Synthesis and formation of a supramolecular nematic liquid crystal in poly(p-phenylene-sulfoterephthalamide)-H2O

The formation of lyotropic solutions in water has yet to be reported for polyaramides. In this work, we investigate the synthesis and properties of a water-soluble polyaramid via the inclusion of a sulfonated monomer in the backbone of the polymer chain. Using sulfonated terephthalic acid (sTA) together with a diamine and a diisocyanate enables us to produce a lyotropic water-soluble polyaramid poly(p-phenylene-sulfoterephthalamide). Two different synthetic routes are presented: (1) the reaction between sTA and p-phenylene diisocyanate (PPDI) and (2) the reaction of activated sTA using triphenyl phosphite and p-phenylenediamine (PPD). Polymers with various molar masses up to 15 000 g mol(-1) using both methods have been obtained. We have examined the optimal reaction conditions for the synthesis of these polymers, in particular the effect of reaction temperature, concentration of monomers and reactants, type of counterions, and solvents.
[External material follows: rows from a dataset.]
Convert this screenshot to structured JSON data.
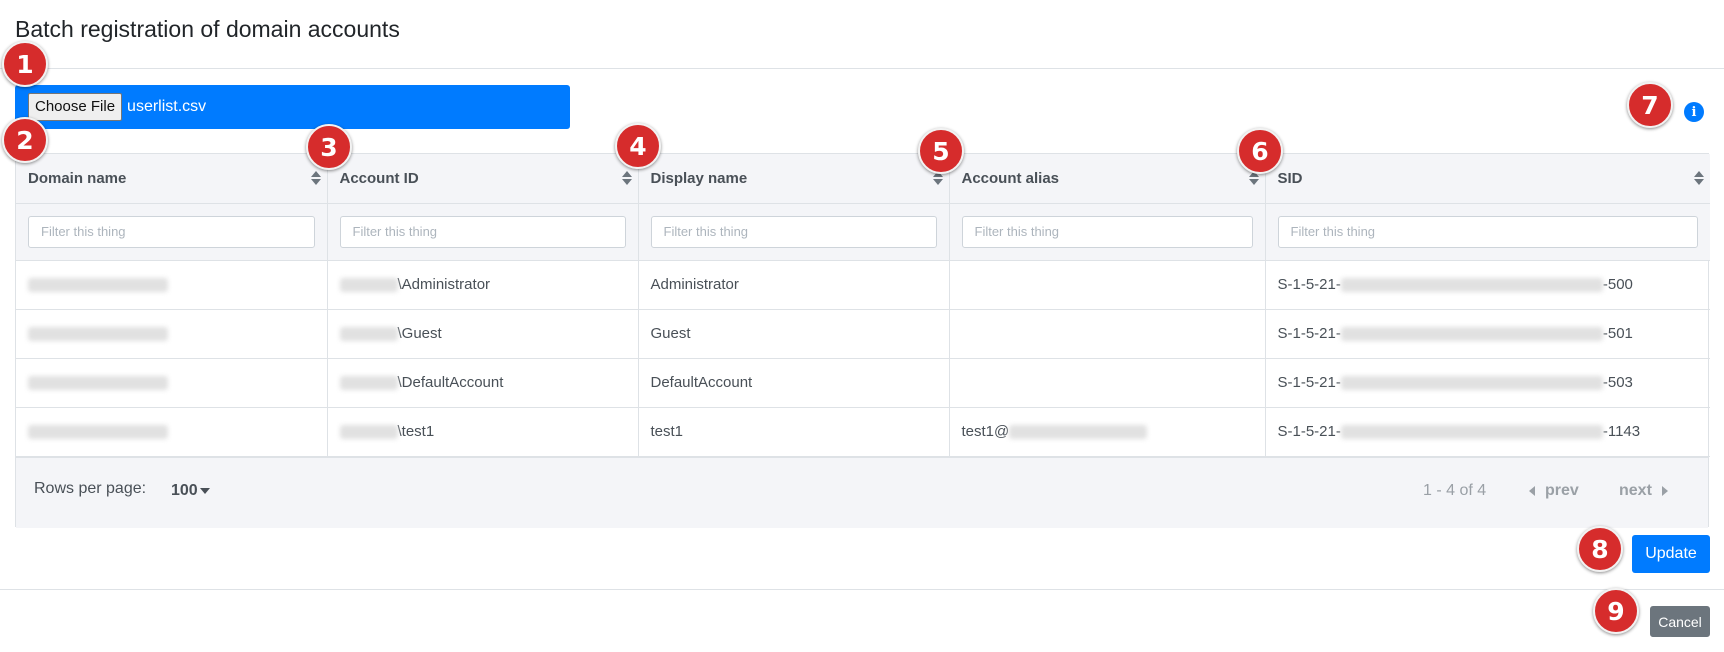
{
  "page": {
    "title": "Batch registration of domain accounts"
  },
  "file": {
    "button_label": "Choose File",
    "file_name": "userlist.csv"
  },
  "info_icon": {
    "glyph": "i",
    "icon": "info-circle-icon"
  },
  "table": {
    "columns": [
      {
        "label": "Domain name",
        "filter_placeholder": "Filter this thing"
      },
      {
        "label": "Account ID",
        "filter_placeholder": "Filter this thing"
      },
      {
        "label": "Display name",
        "filter_placeholder": "Filter this thing"
      },
      {
        "label": "Account alias",
        "filter_placeholder": "Filter this thing"
      },
      {
        "label": "SID",
        "filter_placeholder": "Filter this thing"
      }
    ],
    "rows": [
      {
        "account_suffix": "\\Administrator",
        "display_name": "Administrator",
        "alias_prefix": "",
        "sid_prefix": "S-1-5-21-",
        "sid_suffix": "-500"
      },
      {
        "account_suffix": "\\Guest",
        "display_name": "Guest",
        "alias_prefix": "",
        "sid_prefix": "S-1-5-21-",
        "sid_suffix": "-501"
      },
      {
        "account_suffix": "\\DefaultAccount",
        "display_name": "DefaultAccount",
        "alias_prefix": "",
        "sid_prefix": "S-1-5-21-",
        "sid_suffix": "-503"
      },
      {
        "account_suffix": "\\test1",
        "display_name": "test1",
        "alias_prefix": "test1@",
        "sid_prefix": "S-1-5-21-",
        "sid_suffix": "-1143"
      }
    ]
  },
  "pagination": {
    "rows_per_page_label": "Rows per page:",
    "rows_per_page_value": "100",
    "range_text": "1 - 4 of 4",
    "prev_label": "prev",
    "next_label": "next"
  },
  "actions": {
    "update_label": "Update",
    "cancel_label": "Cancel"
  },
  "annotations": [
    "1",
    "2",
    "3",
    "4",
    "5",
    "6",
    "7",
    "8",
    "9"
  ],
  "colors": {
    "primary": "#007bff",
    "secondary": "#6c757d",
    "marker": "#d62c2c"
  }
}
The polymers obtained are mostly soluble in water, up to high concentration (10 wt % without an alkali counterion on the sulfonic acid group), and surprisingly lyotropic nematic behavior has been observed independent of the molar mass of the polymer. The phase diagram of these materials in water has been investigated, and the lyotropic phase has been characterized using optical polarized microscopy.